During the wrath of Hurricane Ian, an American Tower site near Fort Myers Beach was flooded, and transmitters serving Renda Broadcasting, Fort Myers Broadcasting and Relevant Radio were destroyed.
One of those stations is Renda’s WJGO(FM), for which Kevin Trueblood is a contract engineer.
Trueblood said even before the hurricane overtook the site, WJGO had already lost their Harris HPX transmitter to a disastrous fire at the site just a few weeks prior. “All of their equipment was a total loss,” he said.
By the time WJGO came up with another transmitter and installed it on the opposite side of the room where the fire hadn’t reached, another disaster shook the station.
“We literally just got that site back on the air and then three weeks later the hurricane put it under water,” said Trueblood.
He said, at present, WJGO is still off the air, looking to locate its transmitter site elsewhere.
Earlier this week, Radio World spoke with Beasley Media’s Mike Cooney about the same fire. Beasley normally operated its local stations from the American Tower site. Beasley had relocated from there after the fire caused $800,000 in damage.
So, as Hurricane Ian rolled through with its fierce wind and rain, Beasley’s operations were relatively safe — just 10 miles away at its aux site in Estero — while the American Tower site was completely flooded.
“I give a lot of credit to Mike,” said Trueblood, “because the two stations they lost in the fire, they’ve been operating from the Estero studio ever since without skipping a beat.”
Trueblood himself rode out the storm at the WGCU(FM) studios — also based in Estero — where he is associate general manager of technology and operations. He said the NPR affiliate never lost power nor did it report any damage to its facilities. The transmitter site was running on generator power until Oct. 4, but “besides that we were in really good shape,” he said.

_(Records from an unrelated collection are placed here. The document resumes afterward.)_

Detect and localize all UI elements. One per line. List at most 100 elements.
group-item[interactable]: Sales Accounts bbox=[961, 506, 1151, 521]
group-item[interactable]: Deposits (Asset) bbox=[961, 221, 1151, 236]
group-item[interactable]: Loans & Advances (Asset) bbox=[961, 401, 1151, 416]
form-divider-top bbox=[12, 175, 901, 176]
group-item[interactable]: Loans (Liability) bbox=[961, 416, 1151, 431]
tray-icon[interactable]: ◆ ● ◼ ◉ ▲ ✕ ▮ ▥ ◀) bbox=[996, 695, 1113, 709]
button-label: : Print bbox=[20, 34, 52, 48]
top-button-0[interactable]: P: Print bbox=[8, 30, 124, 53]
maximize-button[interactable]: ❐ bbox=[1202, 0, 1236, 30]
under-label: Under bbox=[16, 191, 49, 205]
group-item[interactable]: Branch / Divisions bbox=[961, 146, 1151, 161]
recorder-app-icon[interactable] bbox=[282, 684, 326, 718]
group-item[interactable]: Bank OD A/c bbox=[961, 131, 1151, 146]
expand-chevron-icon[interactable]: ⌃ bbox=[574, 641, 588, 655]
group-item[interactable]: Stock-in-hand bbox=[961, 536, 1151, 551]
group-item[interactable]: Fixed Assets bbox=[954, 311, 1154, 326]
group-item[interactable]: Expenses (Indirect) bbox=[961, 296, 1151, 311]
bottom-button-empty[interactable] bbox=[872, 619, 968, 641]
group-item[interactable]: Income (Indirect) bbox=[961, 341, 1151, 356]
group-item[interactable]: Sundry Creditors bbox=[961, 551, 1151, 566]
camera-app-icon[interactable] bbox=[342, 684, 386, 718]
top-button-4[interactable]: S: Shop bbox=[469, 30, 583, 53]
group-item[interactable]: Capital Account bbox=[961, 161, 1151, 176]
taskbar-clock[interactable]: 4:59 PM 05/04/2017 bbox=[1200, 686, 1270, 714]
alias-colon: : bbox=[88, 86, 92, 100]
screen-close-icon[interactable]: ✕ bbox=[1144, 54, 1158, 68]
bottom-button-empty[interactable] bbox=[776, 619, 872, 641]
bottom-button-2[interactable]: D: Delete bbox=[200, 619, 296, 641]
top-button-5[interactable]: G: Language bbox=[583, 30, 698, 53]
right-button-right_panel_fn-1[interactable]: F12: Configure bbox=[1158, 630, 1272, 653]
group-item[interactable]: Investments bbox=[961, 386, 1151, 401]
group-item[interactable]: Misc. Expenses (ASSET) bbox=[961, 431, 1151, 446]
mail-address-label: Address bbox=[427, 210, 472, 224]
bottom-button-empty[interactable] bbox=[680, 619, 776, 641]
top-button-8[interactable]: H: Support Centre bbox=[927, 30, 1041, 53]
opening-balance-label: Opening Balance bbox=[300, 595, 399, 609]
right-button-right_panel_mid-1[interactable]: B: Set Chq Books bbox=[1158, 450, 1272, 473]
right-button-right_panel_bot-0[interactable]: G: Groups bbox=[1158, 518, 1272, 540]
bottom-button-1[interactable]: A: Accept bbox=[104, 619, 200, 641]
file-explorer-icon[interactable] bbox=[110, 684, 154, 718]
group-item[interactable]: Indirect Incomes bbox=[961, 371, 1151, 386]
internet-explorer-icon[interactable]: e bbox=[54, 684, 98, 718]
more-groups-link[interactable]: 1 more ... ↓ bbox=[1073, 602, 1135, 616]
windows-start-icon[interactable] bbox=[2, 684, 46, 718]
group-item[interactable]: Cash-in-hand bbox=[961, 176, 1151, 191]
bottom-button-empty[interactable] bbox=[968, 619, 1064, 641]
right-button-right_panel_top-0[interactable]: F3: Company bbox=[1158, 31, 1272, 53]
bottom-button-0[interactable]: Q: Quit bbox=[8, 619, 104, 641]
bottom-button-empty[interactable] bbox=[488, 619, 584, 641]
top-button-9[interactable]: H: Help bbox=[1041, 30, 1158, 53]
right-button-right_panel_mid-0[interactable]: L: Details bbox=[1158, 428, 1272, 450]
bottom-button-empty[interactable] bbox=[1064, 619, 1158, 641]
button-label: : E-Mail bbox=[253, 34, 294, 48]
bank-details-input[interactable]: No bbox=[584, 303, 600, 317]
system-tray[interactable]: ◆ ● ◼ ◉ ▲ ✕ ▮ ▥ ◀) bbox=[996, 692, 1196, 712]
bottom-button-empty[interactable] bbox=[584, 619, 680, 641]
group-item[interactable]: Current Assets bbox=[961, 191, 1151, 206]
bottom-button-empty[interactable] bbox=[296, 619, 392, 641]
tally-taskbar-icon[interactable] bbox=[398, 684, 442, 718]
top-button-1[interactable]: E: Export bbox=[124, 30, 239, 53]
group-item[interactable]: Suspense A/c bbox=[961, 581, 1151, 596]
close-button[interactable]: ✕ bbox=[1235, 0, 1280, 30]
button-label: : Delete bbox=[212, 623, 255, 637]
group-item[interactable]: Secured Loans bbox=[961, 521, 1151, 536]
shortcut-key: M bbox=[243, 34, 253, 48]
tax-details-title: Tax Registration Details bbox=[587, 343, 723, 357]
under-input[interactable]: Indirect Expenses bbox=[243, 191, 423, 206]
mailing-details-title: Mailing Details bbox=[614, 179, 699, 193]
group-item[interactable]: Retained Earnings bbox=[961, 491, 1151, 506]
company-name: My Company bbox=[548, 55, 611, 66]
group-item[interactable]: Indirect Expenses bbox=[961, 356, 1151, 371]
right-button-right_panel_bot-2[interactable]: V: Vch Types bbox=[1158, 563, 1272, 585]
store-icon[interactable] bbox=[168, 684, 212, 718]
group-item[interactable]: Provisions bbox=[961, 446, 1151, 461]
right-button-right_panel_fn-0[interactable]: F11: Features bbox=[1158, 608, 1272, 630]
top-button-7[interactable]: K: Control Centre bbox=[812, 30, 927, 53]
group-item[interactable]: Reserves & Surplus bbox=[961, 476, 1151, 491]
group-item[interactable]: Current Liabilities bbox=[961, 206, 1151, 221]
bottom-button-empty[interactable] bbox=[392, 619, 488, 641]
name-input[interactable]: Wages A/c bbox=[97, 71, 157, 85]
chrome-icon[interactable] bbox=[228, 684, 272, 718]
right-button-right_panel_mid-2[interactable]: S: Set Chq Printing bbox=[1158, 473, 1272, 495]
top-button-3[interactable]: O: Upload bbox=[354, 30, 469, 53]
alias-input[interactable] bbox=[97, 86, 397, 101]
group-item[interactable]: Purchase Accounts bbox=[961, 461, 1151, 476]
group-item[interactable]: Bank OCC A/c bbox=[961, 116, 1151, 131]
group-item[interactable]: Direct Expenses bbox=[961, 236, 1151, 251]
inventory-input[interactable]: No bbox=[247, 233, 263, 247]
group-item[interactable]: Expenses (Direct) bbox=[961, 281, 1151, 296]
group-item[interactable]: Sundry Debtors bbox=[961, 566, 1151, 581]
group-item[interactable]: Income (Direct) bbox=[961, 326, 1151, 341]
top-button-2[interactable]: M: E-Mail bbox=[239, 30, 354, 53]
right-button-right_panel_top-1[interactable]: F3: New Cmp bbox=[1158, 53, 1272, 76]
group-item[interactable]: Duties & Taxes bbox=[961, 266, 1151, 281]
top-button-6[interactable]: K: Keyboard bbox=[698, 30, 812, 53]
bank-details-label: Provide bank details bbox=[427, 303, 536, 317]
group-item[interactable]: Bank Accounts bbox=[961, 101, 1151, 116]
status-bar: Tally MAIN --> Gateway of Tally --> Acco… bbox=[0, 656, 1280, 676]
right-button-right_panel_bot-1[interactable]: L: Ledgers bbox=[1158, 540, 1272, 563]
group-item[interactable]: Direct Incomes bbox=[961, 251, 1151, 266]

Trueblood said Hurricane Ian highlighted the need for every station to have a disaster recovery plan — something Beasley Media and WGCU were not lacking.
“At WGCU, my full-time job, we had the local Scripps Fox affiliate move into our studios due to safety concerns at theirs in Cape Coral,” said Trueblood. “It was a planned and rehearsed move that had bumps at first.”

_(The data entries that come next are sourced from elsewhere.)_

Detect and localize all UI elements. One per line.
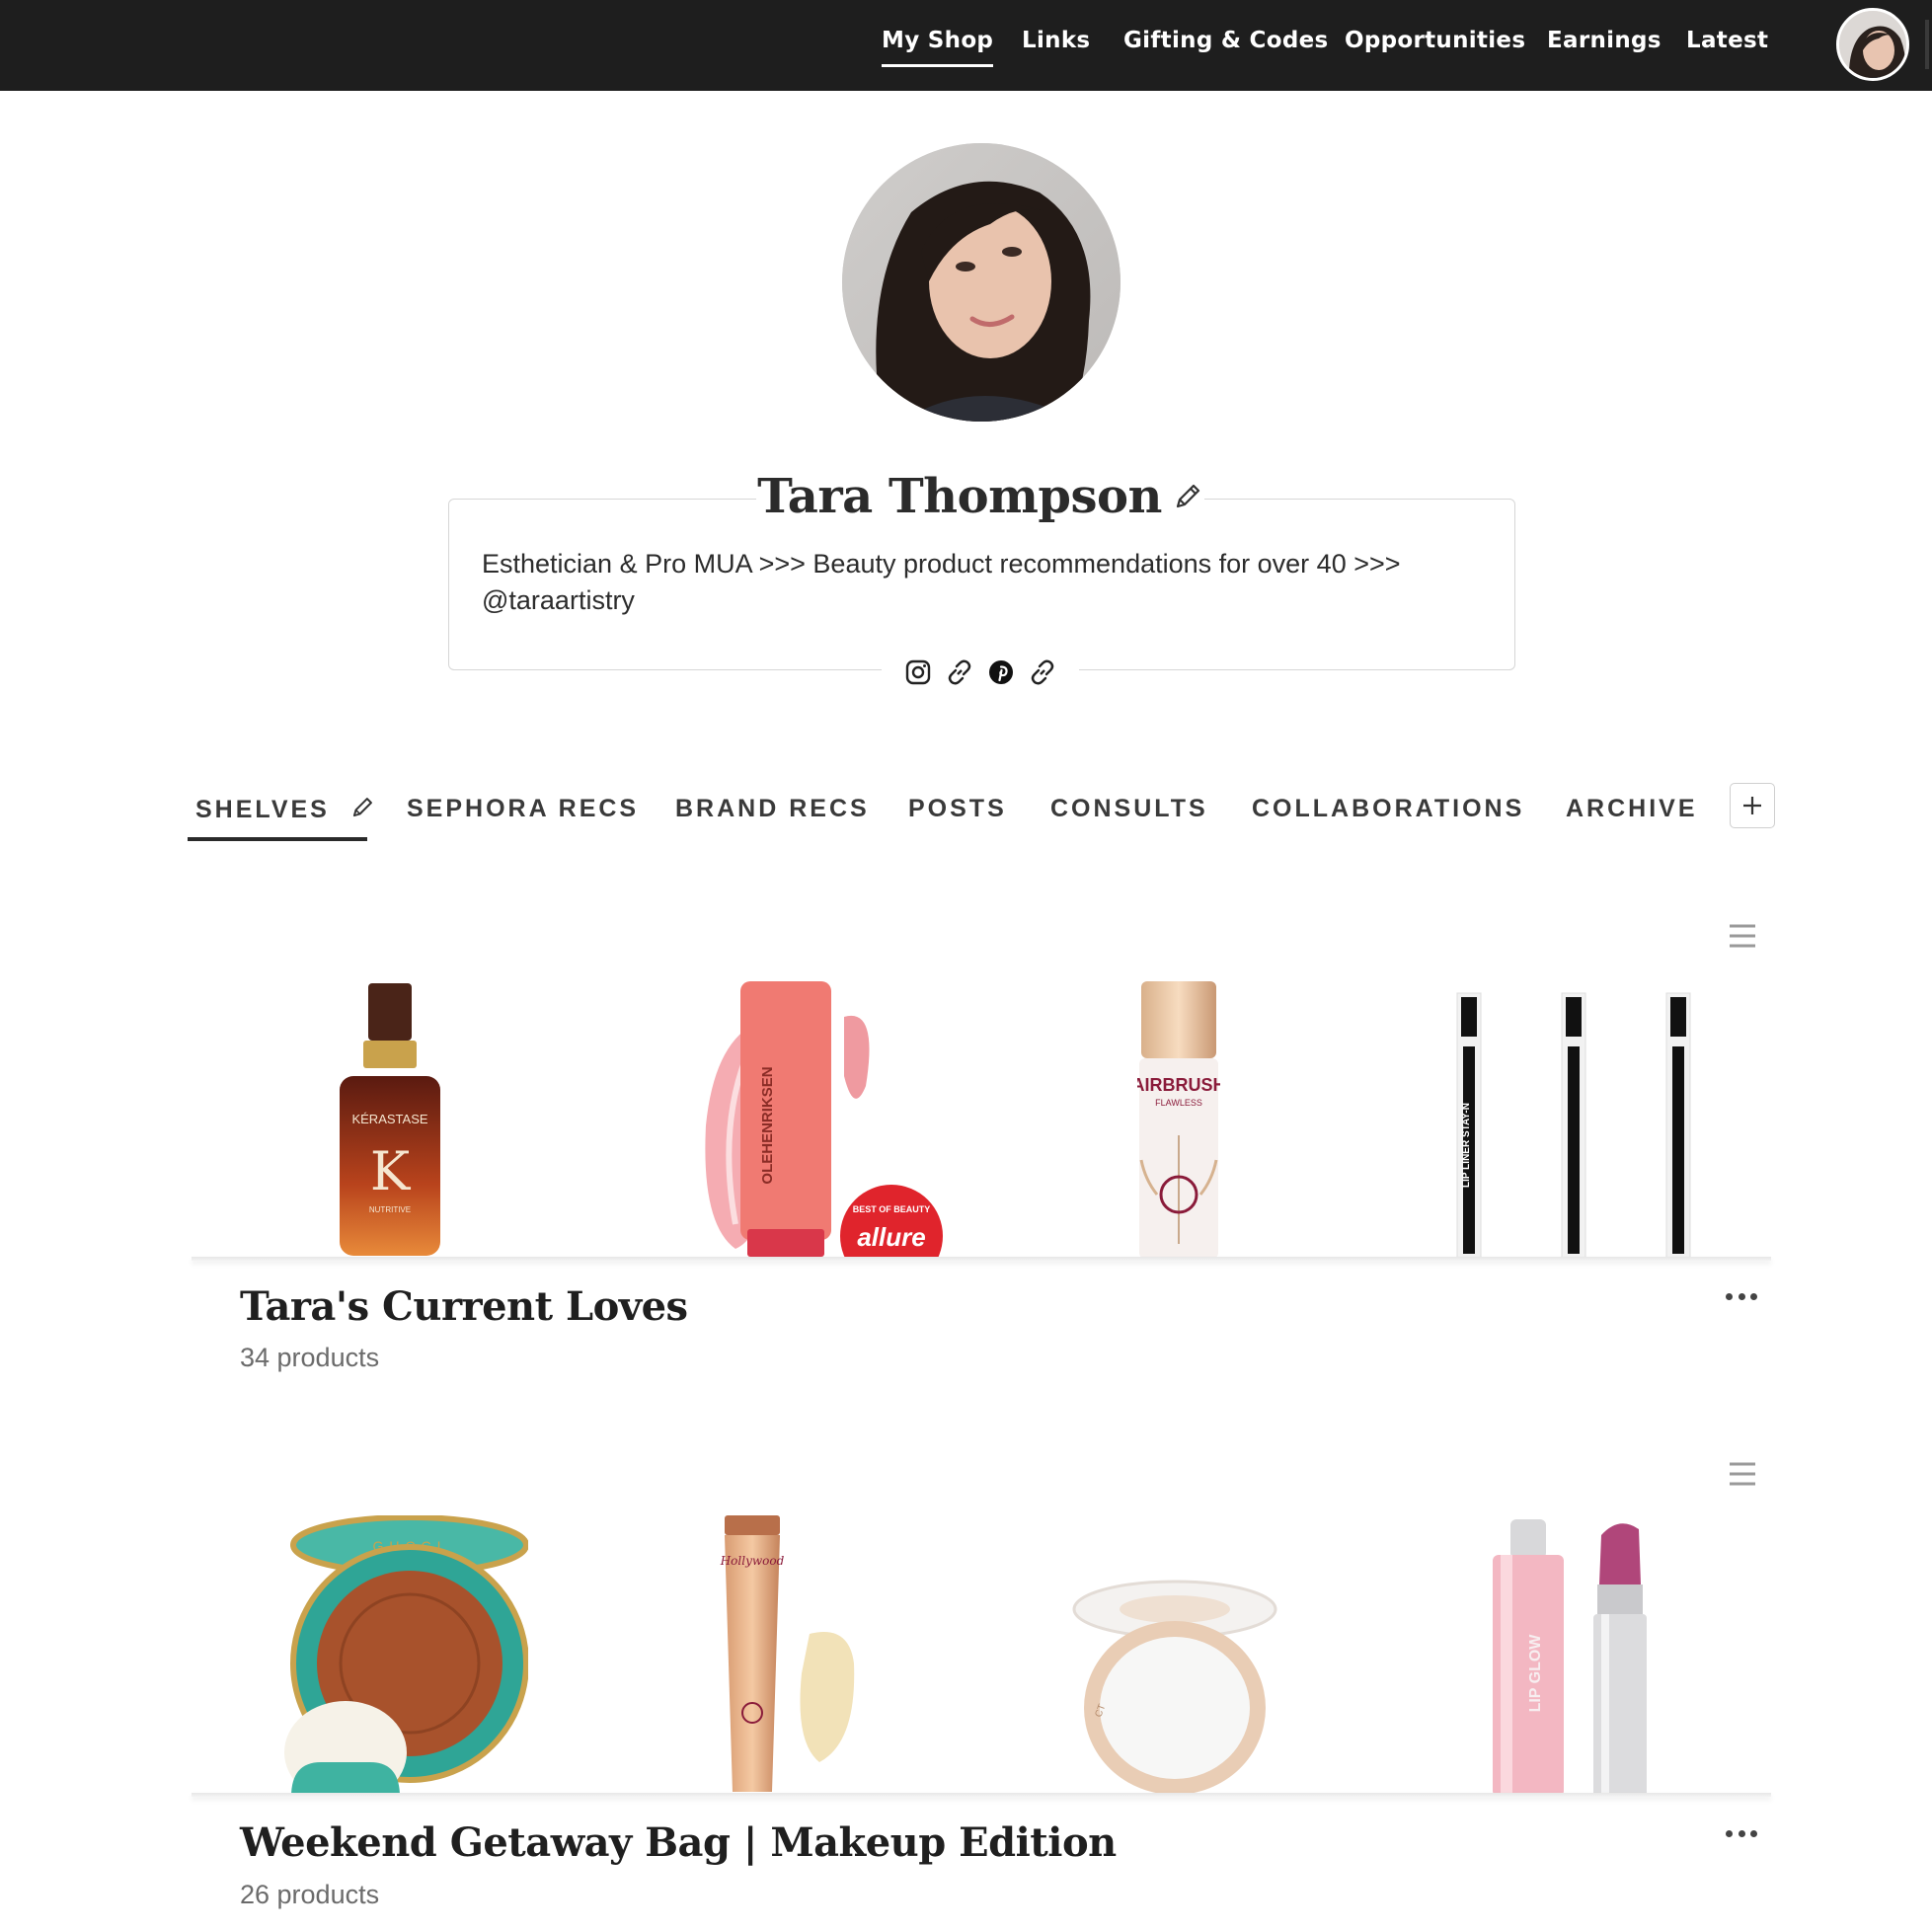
shelf-title[interactable]: Weekend Getaway Bag | Makeup Edition bbox=[240, 1819, 1117, 1866]
tab-archive[interactable]: ARCHIVE bbox=[1566, 795, 1698, 823]
avatar-image bbox=[1839, 11, 1906, 78]
plus-icon bbox=[1743, 797, 1761, 814]
scrollbar-edge bbox=[1925, 20, 1929, 69]
tab-posts[interactable]: POSTS bbox=[908, 795, 1007, 823]
product-image: KÉRASTASE K NUTRITIVE bbox=[340, 983, 440, 1256]
svg-text:K: K bbox=[370, 1140, 412, 1202]
instagram-icon[interactable] bbox=[902, 657, 934, 688]
shelf-title[interactable]: Tara's Current Loves bbox=[240, 1283, 688, 1330]
top-navigation-bar: My Shop Links Gifting & Codes Opportunit… bbox=[0, 0, 1932, 91]
product-airbrush-setting-spray[interactable]: AIRBRUSH FLAWLESS bbox=[1137, 977, 1220, 1259]
tab-shelves-label: SHELVES bbox=[195, 796, 330, 823]
profile-name: Tara Thompson bbox=[757, 469, 1162, 524]
social-links bbox=[882, 652, 1079, 693]
sub-label: NUTRITIVE bbox=[369, 1205, 411, 1214]
tab-brand-recs[interactable]: BRAND RECS bbox=[675, 795, 870, 823]
brand-label: LIP GLOW bbox=[1527, 1634, 1544, 1713]
profile-name-block: Tara Thompson bbox=[756, 464, 1204, 529]
product-image: AIRBRUSH FLAWLESS bbox=[1137, 981, 1220, 1259]
nav-links[interactable]: Links bbox=[1022, 28, 1090, 53]
product-image: LIP GLOW bbox=[1493, 1519, 1647, 1797]
shelf-product-count: 26 products bbox=[240, 1880, 380, 1909]
pencil-icon[interactable] bbox=[1172, 481, 1203, 512]
tab-consults[interactable]: CONSULTS bbox=[1050, 795, 1208, 823]
active-tab-indicator bbox=[188, 837, 367, 841]
link-icon[interactable] bbox=[944, 657, 975, 688]
more-options-icon[interactable] bbox=[1726, 1826, 1757, 1840]
bio-line-2: @taraartistry bbox=[482, 585, 635, 615]
brand-label: LIP LINER STAY-N bbox=[1461, 1103, 1472, 1188]
product-ole-henriksen-lip[interactable]: OLEHENRIKSEN allure BEST OF BEAUTY bbox=[696, 977, 958, 1259]
nav-earnings[interactable]: Earnings bbox=[1547, 28, 1662, 53]
shelf-divider bbox=[192, 1793, 1771, 1797]
product-lip-liner-set[interactable]: LIP LINER STAY-N bbox=[1443, 987, 1720, 1259]
brand-label: KÉRASTASE bbox=[351, 1112, 427, 1126]
badge-label: allure bbox=[857, 1222, 925, 1252]
product-image: LIP LINER STAY-N bbox=[1456, 992, 1691, 1259]
shelf-product-count: 34 products bbox=[240, 1343, 380, 1372]
link-icon[interactable] bbox=[1027, 657, 1058, 688]
brand-label: AIRBRUSH bbox=[1137, 1075, 1220, 1095]
product-image: Hollywood bbox=[720, 1515, 855, 1792]
sub-label: FLAWLESS bbox=[1155, 1098, 1202, 1108]
product-image: GUCCI bbox=[284, 1515, 528, 1797]
pencil-icon[interactable] bbox=[349, 795, 375, 820]
add-tab-button[interactable] bbox=[1730, 783, 1775, 828]
more-options-icon[interactable] bbox=[1726, 1289, 1757, 1303]
product-image: CT bbox=[1072, 1580, 1277, 1795]
bio-text: Esthetician & Pro MUA >>> Beauty product… bbox=[482, 546, 1489, 619]
product-kerastase-serum[interactable]: KÉRASTASE K NUTRITIVE bbox=[336, 977, 444, 1256]
nav-my-shop[interactable]: My Shop bbox=[882, 28, 994, 67]
brand-label: Hollywood bbox=[720, 1554, 785, 1568]
product-gucci-bronzer[interactable]: GUCCI bbox=[252, 1515, 528, 1797]
tab-collaborations[interactable]: COLLABORATIONS bbox=[1252, 795, 1524, 823]
bio-line-1: Esthetician & Pro MUA >>> Beauty product… bbox=[482, 549, 1401, 579]
drag-handle-icon[interactable] bbox=[1728, 1461, 1757, 1487]
badge-top-label: BEST OF BEAUTY bbox=[853, 1204, 931, 1214]
shelf-divider bbox=[192, 1257, 1771, 1261]
profile-photo bbox=[842, 143, 1121, 422]
product-hollywood-beauty-light-wand[interactable]: Hollywood bbox=[711, 1515, 859, 1797]
tab-sephora-recs[interactable]: SEPHORA RECS bbox=[407, 795, 639, 823]
user-avatar-menu[interactable] bbox=[1836, 8, 1909, 81]
tab-shelves[interactable]: SHELVES bbox=[195, 795, 375, 824]
nav-latest[interactable]: Latest bbox=[1686, 28, 1768, 53]
pinterest-icon[interactable] bbox=[985, 657, 1017, 688]
profile-avatar[interactable] bbox=[842, 143, 1121, 422]
product-airbrush-powder[interactable]: CT bbox=[1071, 1580, 1278, 1797]
product-dior-lip-glow[interactable]: LIP GLOW bbox=[1491, 1515, 1659, 1797]
product-image: OLEHENRIKSEN allure BEST OF BEAUTY bbox=[705, 981, 943, 1259]
nav-gifting-codes[interactable]: Gifting & Codes bbox=[1123, 28, 1329, 53]
brand-label: OLEHENRIKSEN bbox=[759, 1066, 776, 1184]
nav-opportunities[interactable]: Opportunities bbox=[1345, 28, 1525, 53]
drag-handle-icon[interactable] bbox=[1728, 923, 1757, 949]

“Bumps” like cramped spaces, limited air-conditioning and no running water. “It was uncomfortable, but we pulled through.”
He said Scripps puts a big emphasis at the corporate level on having a strong disaster recovery plan in each market. He said WGCU and Scripps had that joint agreement for four years before using it for the first time during Ian.

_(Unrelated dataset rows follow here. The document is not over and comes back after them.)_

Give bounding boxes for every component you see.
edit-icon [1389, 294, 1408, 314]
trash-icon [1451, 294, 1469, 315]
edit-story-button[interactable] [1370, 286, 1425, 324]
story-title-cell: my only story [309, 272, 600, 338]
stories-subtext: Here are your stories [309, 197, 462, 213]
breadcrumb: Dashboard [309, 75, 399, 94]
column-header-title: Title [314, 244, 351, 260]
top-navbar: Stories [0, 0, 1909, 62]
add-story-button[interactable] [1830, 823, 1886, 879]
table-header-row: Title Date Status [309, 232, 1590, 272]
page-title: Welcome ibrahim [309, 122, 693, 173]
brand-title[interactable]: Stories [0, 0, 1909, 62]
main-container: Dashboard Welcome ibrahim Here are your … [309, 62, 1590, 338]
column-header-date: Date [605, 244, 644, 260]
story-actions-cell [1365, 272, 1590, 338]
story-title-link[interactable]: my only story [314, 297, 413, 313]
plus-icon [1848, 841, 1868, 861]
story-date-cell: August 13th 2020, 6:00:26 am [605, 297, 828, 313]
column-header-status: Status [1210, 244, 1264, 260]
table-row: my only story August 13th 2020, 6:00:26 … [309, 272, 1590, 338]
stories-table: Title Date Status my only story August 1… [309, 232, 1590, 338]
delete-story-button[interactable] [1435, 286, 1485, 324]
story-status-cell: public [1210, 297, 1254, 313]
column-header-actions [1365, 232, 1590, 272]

In the days following Ian, Trueblood said an inconsistent fuel supply and limited access to transmitter sites/studios due to flooding still hinder Florida broadcasters in their recovery efforts.
However, throughout it all, he says he couldn’t be prouder of the radio broadcasters in the area — and the radio medium as a whole — for their extensive coverage before, throughout and after the storm.
When cellphones didn’t work and internet was down, he said radio served as a “literal lifeline to people in a time of crisis.”
“More than anything, when there’s disasters like this, there’s just a common spirit between broadcasters,” said Trueblood. “The competition lines are eliminated. You have competing stations that will come together, because in a time like this, you’re serving the public interest. We’re all in the same boat.”